No, niente getti liquidi kink! Ma tanto (in)sano divertimento. Gli Artisans sono nati nel contesto di un corso di composizione dell'Accademia di Musica e Teatro della Lituania. Dichiarano un atteggiamento anti-romantico (se non si fosse capito) e sono contro il mito del compositore – genio, tanto che quando si esibiscono rinunciano a essere presentati con nome e cognome. Questo è filosoficamente bello.
Ma di che musica stiamo parlando? Allora, intanto tra gli strumenti dichiarati leggo un bel “PowerPoint” che mi lascia perplesso. È dadaismo puro. La prima traccia ha il titolo altisonante “Concerto for Timpano and Chorus – V”, e letto così ti immagini chissà che composizione corale e che sequenze di timpani. No. Il timpano compie rullate continue al massimo della velocità (probabilmente sono elettronici) e l'unica voce che si sente è un sinistro Vocaloid, come quello del famoso video creepy della bambola di “I feel fantastic” (https://www.youtube.com/watch?v=a6TdRD3moBk NON guardate se siete facilmente impressionabili).
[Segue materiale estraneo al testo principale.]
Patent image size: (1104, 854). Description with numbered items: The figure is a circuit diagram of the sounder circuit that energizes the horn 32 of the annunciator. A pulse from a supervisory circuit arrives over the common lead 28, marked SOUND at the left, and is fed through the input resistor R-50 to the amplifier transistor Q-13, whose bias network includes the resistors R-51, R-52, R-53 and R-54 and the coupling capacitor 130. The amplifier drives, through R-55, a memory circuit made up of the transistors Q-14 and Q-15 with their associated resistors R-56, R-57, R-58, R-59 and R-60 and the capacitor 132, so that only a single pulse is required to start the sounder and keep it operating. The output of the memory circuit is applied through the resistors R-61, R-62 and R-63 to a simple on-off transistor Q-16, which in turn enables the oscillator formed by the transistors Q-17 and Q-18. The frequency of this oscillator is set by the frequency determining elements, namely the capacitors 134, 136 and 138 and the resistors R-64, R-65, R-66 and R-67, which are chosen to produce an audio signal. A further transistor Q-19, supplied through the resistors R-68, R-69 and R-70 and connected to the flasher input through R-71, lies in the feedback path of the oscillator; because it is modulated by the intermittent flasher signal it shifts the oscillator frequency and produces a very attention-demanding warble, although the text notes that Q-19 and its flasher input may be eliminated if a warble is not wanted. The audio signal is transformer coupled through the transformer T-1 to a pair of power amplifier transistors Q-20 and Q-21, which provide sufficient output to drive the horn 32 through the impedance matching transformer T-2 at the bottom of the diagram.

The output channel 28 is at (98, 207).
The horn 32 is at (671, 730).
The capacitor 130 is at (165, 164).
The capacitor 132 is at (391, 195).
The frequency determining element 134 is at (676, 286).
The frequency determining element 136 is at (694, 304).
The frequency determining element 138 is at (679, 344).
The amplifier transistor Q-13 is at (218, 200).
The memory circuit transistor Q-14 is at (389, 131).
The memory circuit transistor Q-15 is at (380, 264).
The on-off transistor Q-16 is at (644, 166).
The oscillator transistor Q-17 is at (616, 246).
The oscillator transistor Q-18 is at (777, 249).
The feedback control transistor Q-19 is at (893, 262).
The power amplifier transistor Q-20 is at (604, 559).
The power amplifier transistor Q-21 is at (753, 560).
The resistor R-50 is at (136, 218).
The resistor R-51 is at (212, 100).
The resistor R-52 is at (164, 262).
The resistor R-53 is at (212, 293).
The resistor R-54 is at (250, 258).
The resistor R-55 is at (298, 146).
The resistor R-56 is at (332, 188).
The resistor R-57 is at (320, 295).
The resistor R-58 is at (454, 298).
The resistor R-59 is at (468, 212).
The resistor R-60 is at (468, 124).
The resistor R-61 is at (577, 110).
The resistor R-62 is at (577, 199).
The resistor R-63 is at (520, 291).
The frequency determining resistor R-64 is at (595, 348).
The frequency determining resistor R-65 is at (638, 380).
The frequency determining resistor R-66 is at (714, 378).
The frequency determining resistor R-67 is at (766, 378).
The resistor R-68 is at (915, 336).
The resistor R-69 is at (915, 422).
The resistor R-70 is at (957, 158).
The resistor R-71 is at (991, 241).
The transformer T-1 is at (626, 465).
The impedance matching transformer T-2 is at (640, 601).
“cOuNtdoWnS” inizia con un assolo di batteria, ma presto si rivela una catasta di cluster, improvvisazioni di fiati e interferenze, come quando la TV non prende e fa il rumore "sale e pepe". Al contrario, “Iš lūpų į lūpas” è una techno dritta col tunz tunz, suonata con armonica a bocca in maniera infantile e flauto dolce (quello da scuola) sforzato per ottenere note sgraziate. Un comportamento istintivo e liberatorio... forse per i musicisti! Noi possiamo ridere a crepapelle o fare dei facepalm sempre più forti... o entrambe le cose!
Eccoci alla titletrack. “Synthetic piss” è costruita inizialmente sulla batteria fintissima di una pianola giocattolo. I suoni di bassa qualità dialogano con gli strumenti “seri”. Verso la fine, il collettivo getta la maschera e si rivela capace di interplay e di suonare “a tempo”, in una fase finale dove si passa a una marcia colorata e divertentissima, con tanto di “cabaletta” finale.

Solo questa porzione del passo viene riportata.